You’re right that fires can be very beneficial and healthy to a forest or ecosystem if they are relatively small and relatively regular — a small, regular fire clears out dead plants and undergrowth without damaging healthy trees or wiping out wildlife… but a fire that gets too hot or too large fire just burns everything from top to bottom and the forest can take decades to recover.
For a long time, the practice in North America was basically to fight fires at all costs. Part of this was a chauvinistic desire to “be more civilized” than the indigenous/first nations who regularly practiced burning, part of it was that fires threatened the colonial enterprises of mining, railroads, timber, etc., and part was just a normal human impulse to see a fire and want to put it out before it gets worse.
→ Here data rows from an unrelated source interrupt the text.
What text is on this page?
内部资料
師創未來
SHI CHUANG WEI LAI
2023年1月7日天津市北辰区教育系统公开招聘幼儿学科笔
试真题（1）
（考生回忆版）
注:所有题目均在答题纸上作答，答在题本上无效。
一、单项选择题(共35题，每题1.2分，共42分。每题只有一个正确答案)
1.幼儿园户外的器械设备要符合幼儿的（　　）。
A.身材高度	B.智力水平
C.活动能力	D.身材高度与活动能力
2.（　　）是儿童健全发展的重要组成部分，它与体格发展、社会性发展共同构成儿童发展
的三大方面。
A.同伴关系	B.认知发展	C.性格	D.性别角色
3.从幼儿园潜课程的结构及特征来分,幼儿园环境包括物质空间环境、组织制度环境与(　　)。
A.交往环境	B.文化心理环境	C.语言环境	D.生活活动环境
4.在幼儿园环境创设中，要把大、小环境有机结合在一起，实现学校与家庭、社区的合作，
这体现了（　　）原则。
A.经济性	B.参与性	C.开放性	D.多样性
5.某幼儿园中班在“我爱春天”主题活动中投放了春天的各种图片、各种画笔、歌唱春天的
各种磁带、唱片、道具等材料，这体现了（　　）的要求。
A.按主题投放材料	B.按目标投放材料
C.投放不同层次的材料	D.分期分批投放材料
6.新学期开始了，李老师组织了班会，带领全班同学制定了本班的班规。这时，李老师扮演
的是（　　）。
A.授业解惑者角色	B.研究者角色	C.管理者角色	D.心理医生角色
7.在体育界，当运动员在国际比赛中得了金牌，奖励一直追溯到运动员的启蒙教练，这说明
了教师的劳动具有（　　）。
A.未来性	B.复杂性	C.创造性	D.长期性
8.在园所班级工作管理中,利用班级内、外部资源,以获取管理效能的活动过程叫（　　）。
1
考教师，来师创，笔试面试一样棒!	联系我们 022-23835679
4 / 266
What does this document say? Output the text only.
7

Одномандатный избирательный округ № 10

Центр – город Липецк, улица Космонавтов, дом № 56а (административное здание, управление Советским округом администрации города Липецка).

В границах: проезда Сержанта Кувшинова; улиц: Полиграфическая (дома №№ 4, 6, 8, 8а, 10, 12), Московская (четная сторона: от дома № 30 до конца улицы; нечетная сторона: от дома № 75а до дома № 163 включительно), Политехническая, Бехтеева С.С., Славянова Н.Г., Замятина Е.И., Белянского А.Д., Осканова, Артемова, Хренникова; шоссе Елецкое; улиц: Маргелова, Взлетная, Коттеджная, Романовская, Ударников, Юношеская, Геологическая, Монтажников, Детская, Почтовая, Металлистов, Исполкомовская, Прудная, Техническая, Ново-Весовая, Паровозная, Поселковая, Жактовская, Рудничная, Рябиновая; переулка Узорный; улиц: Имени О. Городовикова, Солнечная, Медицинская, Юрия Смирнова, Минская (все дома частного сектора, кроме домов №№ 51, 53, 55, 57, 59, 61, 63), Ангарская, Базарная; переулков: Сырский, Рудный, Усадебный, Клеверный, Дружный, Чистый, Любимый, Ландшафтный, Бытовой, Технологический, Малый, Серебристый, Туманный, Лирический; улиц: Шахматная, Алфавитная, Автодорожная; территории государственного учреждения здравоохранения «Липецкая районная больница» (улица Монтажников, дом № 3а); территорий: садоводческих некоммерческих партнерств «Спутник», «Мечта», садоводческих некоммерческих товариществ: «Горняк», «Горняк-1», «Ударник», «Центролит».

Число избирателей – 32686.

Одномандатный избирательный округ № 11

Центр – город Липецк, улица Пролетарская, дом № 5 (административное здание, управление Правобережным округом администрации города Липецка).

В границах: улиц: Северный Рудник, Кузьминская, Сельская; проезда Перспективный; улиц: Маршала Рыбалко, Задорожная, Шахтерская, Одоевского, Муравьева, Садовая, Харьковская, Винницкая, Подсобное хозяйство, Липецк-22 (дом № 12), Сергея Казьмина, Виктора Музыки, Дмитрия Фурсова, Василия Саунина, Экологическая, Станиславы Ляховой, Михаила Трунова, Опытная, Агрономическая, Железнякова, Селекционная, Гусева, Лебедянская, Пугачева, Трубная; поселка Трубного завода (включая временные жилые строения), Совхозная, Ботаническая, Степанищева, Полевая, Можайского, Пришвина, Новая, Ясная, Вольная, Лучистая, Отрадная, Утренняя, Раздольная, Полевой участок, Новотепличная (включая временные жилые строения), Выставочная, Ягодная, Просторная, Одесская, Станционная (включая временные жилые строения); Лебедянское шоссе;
This was bad for a lot of reasons, but it also left a lot of forests that are simply overgrown and riddled with decades and decades of fuel that otherwise would have burnt away — so now, when they burn, they tend to quickly move past healthy into just overwhelming and destructive.
Add in human expansion into more forested areas (this is especially bad in California) and climate change and you get a situation where forests are loaded with way more flammable material than they “ought” to have, they’re more likely to burn hot and fast due to drier conditions, and they are more likely to hit civilization because people keep moving into them.
That said, the Forest Service in the US has taken a much more “let natural burns happen” approach in the past decades, and it has helped improve the health of a lot of forests. The problem is given everything I said above, the window between “this is healthy so let it burn” and “its now out of control and threatening humans” is very small.